C’est la dernière ce soir. Des chanteurs et des musiciens du conservatoire de Paris voulaient se joindre à nous. C’est là que ça a été réussi. Parce qu’il n’y avait pas les uns d’un côté et les autres de l’autre, il n’y avait qu’une seule chose. Des interprètes, artistes, créateurs, ensembles sur un même navire. Et nous, on a regardé ce navire original (plein de vie et de couleurs) voguer sur les flots.

Je n’hésite pas à employer le mot « créateurs » parce que Dom n’a pas simplement conçu un spectacle. Il a encouragé les élèves à se sortir les tripes pour pondre un spectacle qui les concerne. C’est pour ça que c’est réussi (en plus du fait que le public a apprécié). Parce que chacun s’est impliqué dans ce qu’il faisait, chacun était responsable du spectacle, et c’était le spectacle de chacun, individuellement, et de tous.

J’ai commencé ce texte en signalant que je n’avais pas le temps d’écrire, et je voulais préciser – c’est important et cela m’étonne – que cela ne me fait pas péter un cable.

Je ne plains pas que je n’ai pas de temps pour moi. J’ai parfois peur que mon aventure littéraire s’arrête, peur de me perdre dans cette nouvelle vie avec Isis, que je ne connais pas. C’est l’inconnu tous les jours.
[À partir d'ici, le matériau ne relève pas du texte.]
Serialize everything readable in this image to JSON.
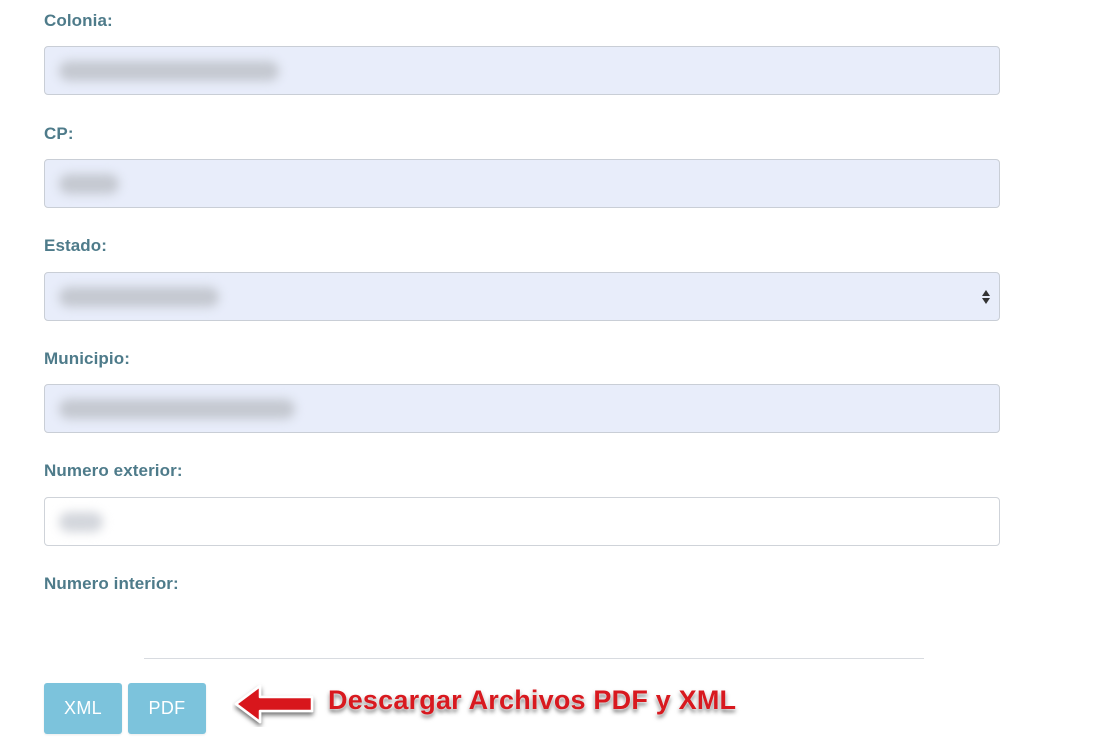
{
  "form": {
    "colonia": {
      "label": "Colonia:",
      "value": ""
    },
    "cp": {
      "label": "CP:",
      "value": ""
    },
    "estado": {
      "label": "Estado:",
      "value": ""
    },
    "municipio": {
      "label": "Municipio:",
      "value": ""
    },
    "numero_exterior": {
      "label": "Numero exterior:",
      "value": ""
    },
    "numero_interior": {
      "label": "Numero interior:",
      "value": ""
    }
  },
  "buttons": {
    "xml_label": "XML",
    "pdf_label": "PDF"
  },
  "annotation": {
    "text": "Descargar Archivos PDF y XML",
    "color": "#d8191f",
    "icon": "arrow-left-icon"
  },
  "colors": {
    "label": "#4e7b8a",
    "input_bg": "#e8edfa",
    "button_bg": "#7cc3dc"
  }
}
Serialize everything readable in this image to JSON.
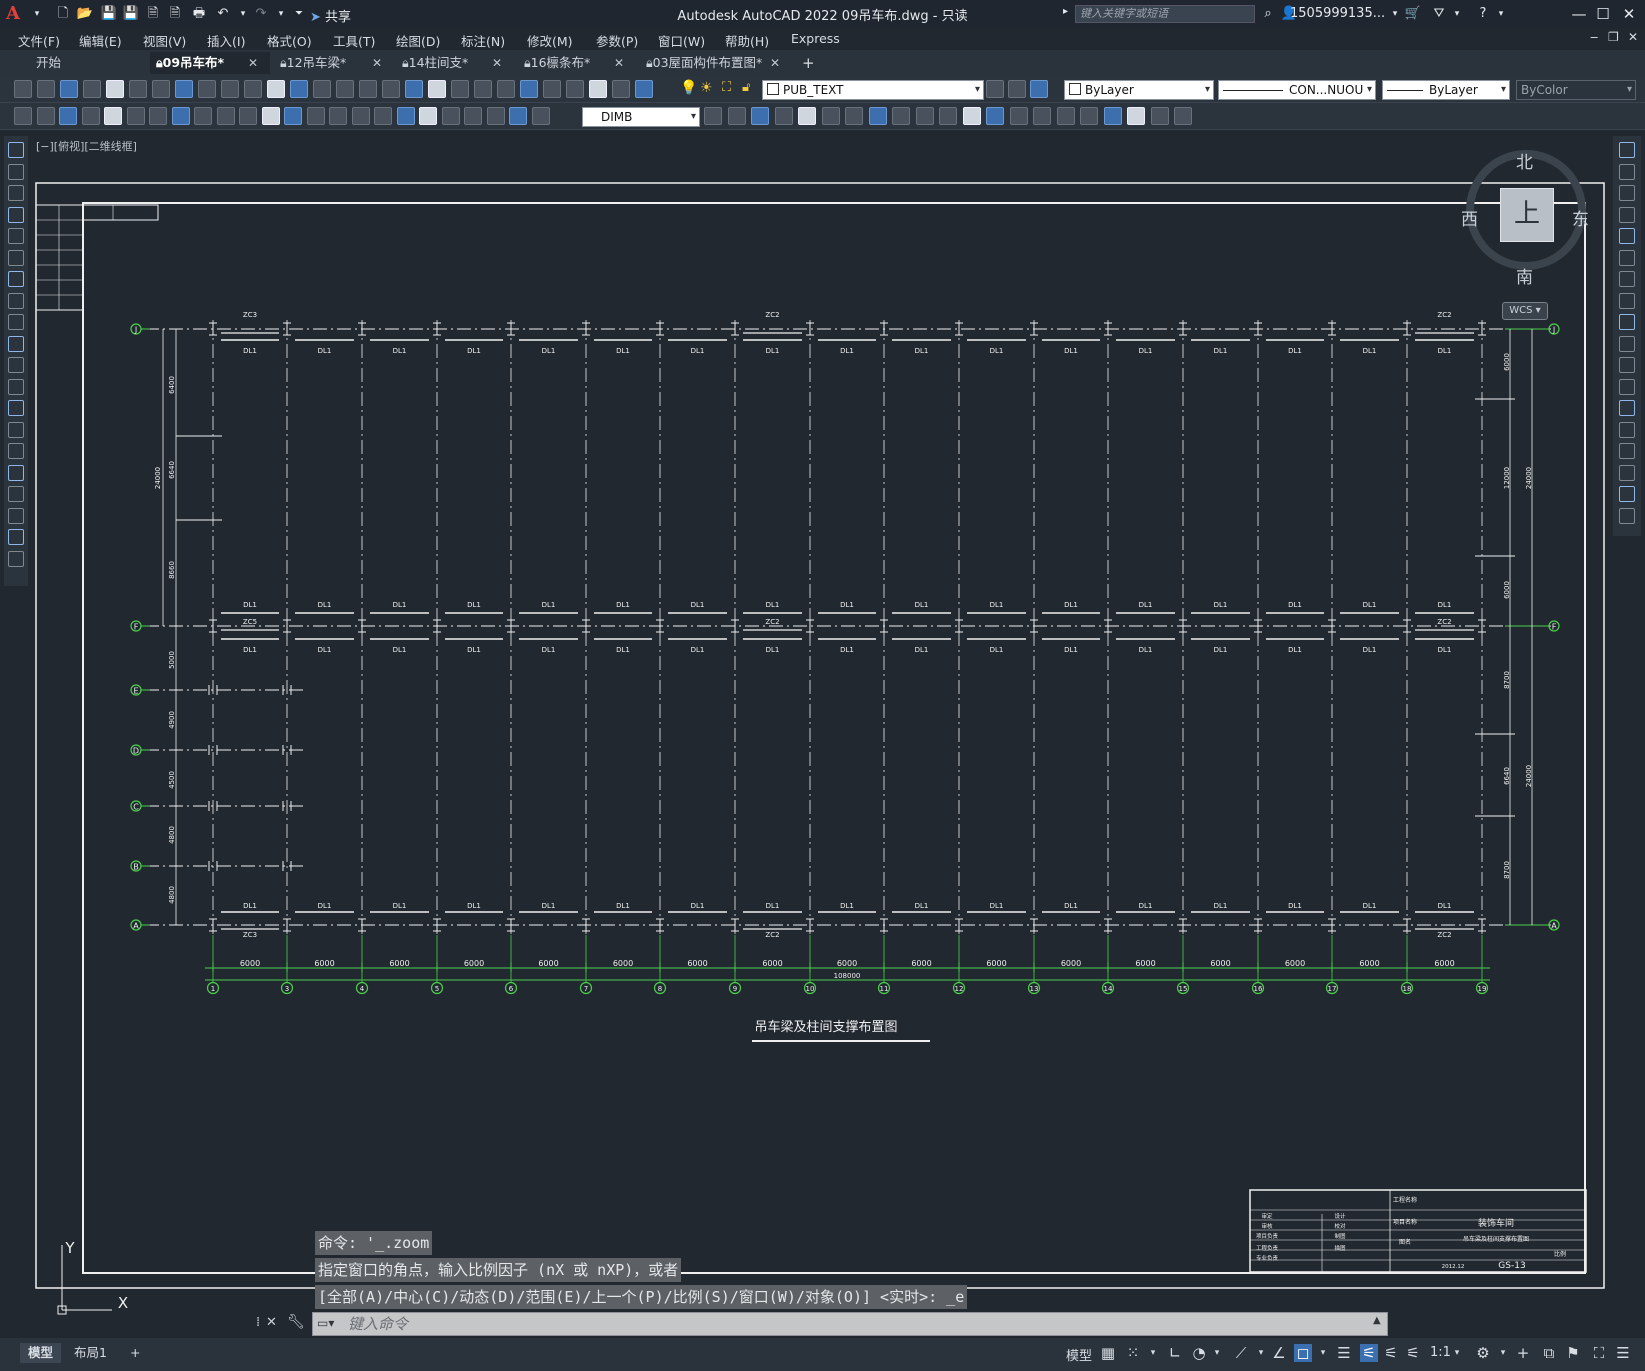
{
  "app": {
    "title": "Autodesk AutoCAD 2022    09吊车布.dwg - 只读",
    "logo": "A",
    "share_label": "共享",
    "search_placeholder": "键入关键字或短语",
    "user": "1505999135...",
    "window_controls": [
      "minimize-icon",
      "maximize-icon",
      "close-icon"
    ]
  },
  "menu": [
    "文件(F)",
    "编辑(E)",
    "视图(V)",
    "插入(I)",
    "格式(O)",
    "工具(T)",
    "绘图(D)",
    "标注(N)",
    "修改(M)",
    "参数(P)",
    "窗口(W)",
    "帮助(H)",
    "Express"
  ],
  "tabs": [
    {
      "label": "开始",
      "locked": false,
      "active": false
    },
    {
      "label": "09吊车布*",
      "locked": true,
      "active": true
    },
    {
      "label": "12吊车梁*",
      "locked": true,
      "active": false
    },
    {
      "label": "14柱间支*",
      "locked": true,
      "active": false
    },
    {
      "label": "16檩条布*",
      "locked": true,
      "active": false
    },
    {
      "label": "03屋面构件布置图*",
      "locked": true,
      "active": false
    }
  ],
  "toolbar": {
    "layer": "PUB_TEXT",
    "color": "ByLayer",
    "linetype": "CON...NUOU",
    "lineweight": "ByLayer",
    "plotstyle": "ByColor",
    "dimstyle": "DIMB"
  },
  "viewport": {
    "label": "[−][俯视][二维线框]"
  },
  "viewcube": {
    "north": "北",
    "south": "南",
    "east": "东",
    "west": "西",
    "top": "上",
    "wcs": "WCS"
  },
  "drawing": {
    "title": "吊车梁及柱间支撑布置图",
    "row_axes": [
      "J",
      "F",
      "E",
      "D",
      "C",
      "B",
      "A"
    ],
    "col_axes": [
      "1",
      "3",
      "4",
      "5",
      "6",
      "7",
      "8",
      "9",
      "10",
      "11",
      "12",
      "13",
      "14",
      "15",
      "16",
      "17",
      "18",
      "19"
    ],
    "bay_spacing": "6000",
    "total_length": "108000",
    "left_dims": [
      "6400",
      "6640",
      "8660",
      "5000",
      "4900",
      "4500",
      "4800",
      "4800"
    ],
    "right_dims": [
      "6000",
      "12000",
      "6000",
      "8700",
      "6640",
      "8700"
    ],
    "right_totals": [
      "24000",
      "24000"
    ],
    "title_block": {
      "project": "装饰车间",
      "drawing_name": "吊车梁及柱间支撑布置图",
      "drawing_no": "GS-13",
      "date": "2012.12",
      "scale_label": "比例",
      "fields": [
        "工程名称",
        "项目名称",
        "图名",
        "审定",
        "审核",
        "项目负责",
        "工程负责",
        "专业负责",
        "设计",
        "校对",
        "制图",
        "描图"
      ]
    }
  },
  "command": {
    "history": [
      "命令: '_.zoom",
      "指定窗口的角点，输入比例因子 (nX 或 nXP)，或者",
      "[全部(A)/中心(C)/动态(D)/范围(E)/上一个(P)/比例(S)/窗口(W)/对象(O)] <实时>: _e"
    ],
    "placeholder": "键入命令"
  },
  "layout_tabs": [
    "模型",
    "布局1"
  ],
  "status": {
    "model": "模型",
    "scale": "1:1"
  },
  "colors": {
    "background": "#212830",
    "axis_green": "#4bd14b",
    "lines": "#f0f0f0"
  }
}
C’est un peu perturbant. Mais ça va.

Je sens que c’est pour mon bien, qu’il faut parfois abandonner d’anciens repères pour en retrouver de nouveaux, quitter une ancienne vie pour en commencer une nouvelle, encore plus large, plus heureuse, plus épanouissante.

Isis emploie à ce sujet le mot « grandir ». Je préfère le mot « épanouir ». Mais c’est la même chose.

Je n’aime pas le terme « grandir » parce que je ne me sens pas comme un enfant qui grandit. Par contre, si je me compare à une plante ou à un arbre, oui, je grandis. Et je grandirai toujours parce que j’ai découvert que c’était ce que j’avais de mieux à faire sur cette terre. Ce qui me plaisait profondément.

« Il faut toujours aller nager là où ça nous chante », dit un élève créateur du spectacle. Je pense qu’il a raison.